Créé depuis 2004, l’UCESIF qui s’est assignée pour mission d’être une force de proposition dans les agendas politiques des Etats, braque les projecteurs, à l’occasion de son Assemblée Annuelle de 2023, sur la gouvernance de l’eau. Pourquoi parler maintenant de l’eau ?
La question de l’eau est une question qui a rattrapé l’ensemble de nos pays, surtout les continents en Europe, en Asie et surtout en Afrique. C’est le résultat du changement climatique. On voit se développer des phénomènes extrêmes, des sécheresses d’un côté, de terribles inondations de l’autre, et la question de la gouvernance de cette ressource qui devient de plus en plus rare est une question incroyablement importante et on sait par exemple que des pans importants des populations n’ont pas accès à l’eau potable.
Les infrastructures d’eau potable et d’assainissement restent l’un des défis pressants en Afrique.

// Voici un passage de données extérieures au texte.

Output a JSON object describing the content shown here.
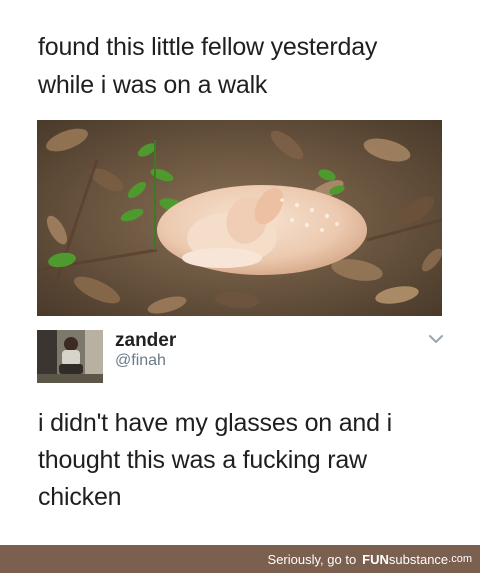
{
  "post": {
    "caption_line1": "found this little fellow yesterday",
    "caption_line2": "while i was on a walk"
  },
  "tweet": {
    "display_name": "zander",
    "handle": "@finah",
    "text_line1": "i didn't have my glasses on and i",
    "text_line2": "thought this was a fucking raw",
    "text_line3": "chicken"
  },
  "footer": {
    "prefix": "Seriously, go to",
    "brand_fun": "FUN",
    "brand_sub": "substance",
    "brand_tld": ".com"
  },
  "icons": {
    "chevron": "chevron-down-icon"
  },
  "colors": {
    "footer_bg": "#7b5f4f",
    "handle": "#6b7b88",
    "text": "#1f1f1f"
  }
}
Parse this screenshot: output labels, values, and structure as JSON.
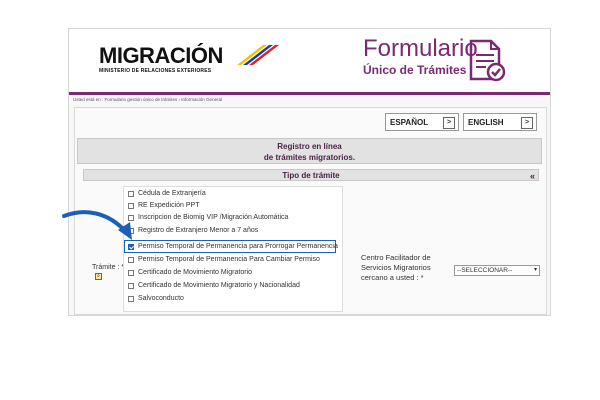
{
  "header": {
    "logo_title": "MIGRACIÓN",
    "logo_subtitle": "MINISTERIO DE RELACIONES EXTERIORES",
    "form_title_line1": "Formulario",
    "form_title_line2": "Único de Trámites"
  },
  "breadcrumb": "Usted está en : Formulario gestión único de trámites › Información General",
  "languages": {
    "spanish": "ESPAÑOL",
    "english": "ENGLISH",
    "go": ">"
  },
  "registro": {
    "line1": "Registro en línea",
    "line2": "de trámites migratorios."
  },
  "tipo_tramite": {
    "title": "Tipo de trámite",
    "collapse": "«"
  },
  "tramite_label": "Trámite : *",
  "options": [
    {
      "label": "Cédula de Extranjería",
      "checked": false
    },
    {
      "label": "RE Expedición PPT",
      "checked": false
    },
    {
      "label": "Inscripcion de Biomig VIP /Migración Automática",
      "checked": false
    },
    {
      "label": "Registro de Extranjero Menor a 7 años",
      "checked": false
    },
    {
      "label": "Permiso Temporal de Permanencia para Prorrogar Permanencia",
      "checked": true
    },
    {
      "label": "Permiso Temporal de Permanencia Para Cambiar Permiso",
      "checked": false
    },
    {
      "label": "Certificado de Movimiento Migratorio",
      "checked": false
    },
    {
      "label": "Certificado de Movimiento Migratorio y Nacionalidad",
      "checked": false
    },
    {
      "label": "Salvoconducto",
      "checked": false
    }
  ],
  "centro": {
    "label": "Centro Facilitador de Servicios Migratorios cercano a usted : *",
    "selected": "--SELECCIONAR--"
  },
  "colors": {
    "brand_purple": "#7a2a73",
    "highlight_blue": "#1c5fb8"
  }
}
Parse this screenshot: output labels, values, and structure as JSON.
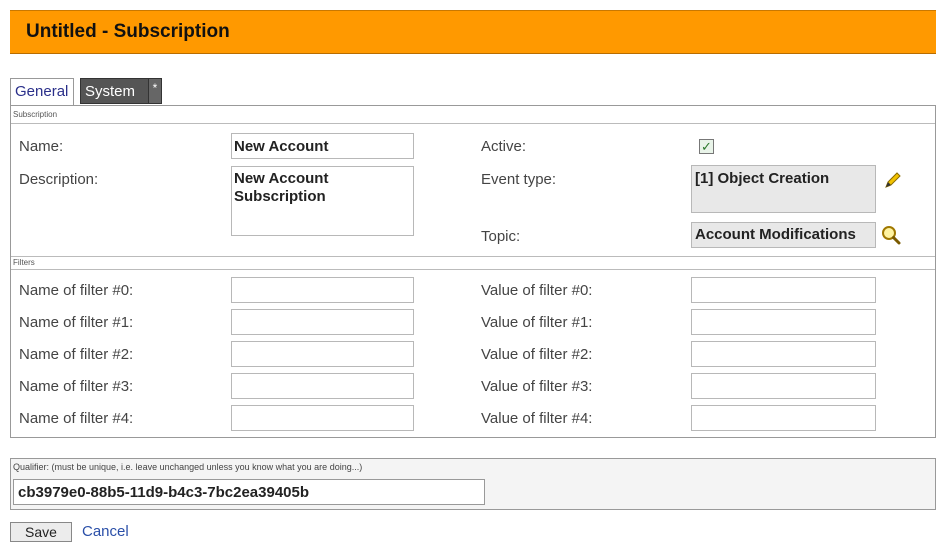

Alors que cette réalité n’est qu’une partie des urgences tels les changements climatiques, quelles pistes pour les pays les moins avancés ?
Je crois qu’il y a plusieurs sujets qu’il faut regarder simultanément parce que c’est un sujet très complexe donc il faut avoir des politiques à l’échelle des Etats, et puis probablement aussi des adaptations au niveau plus local. Donc il faut avoir une politique globale de gestion de la ressource, de préservation, de restauration (quand c’est nécessaire) des milieux aquatiques. Probablement, il faut davantage traiter les eaux usées, voir comment on peut les réutiliser et puis il faut être attentif à un certain nombre de modèles. On a besoin de développement agricole, on a besoin de développement industriel, mais comment fait-on en sorte que cette agriculture et cette industrie soient sobres en matière d’utilisation de la ressource en eau et puis, il faut travailler naturellement sur la gestion des infrastructures. Les questions d’assainissement, les questions de distribution de l’eau sont des questions très importantes.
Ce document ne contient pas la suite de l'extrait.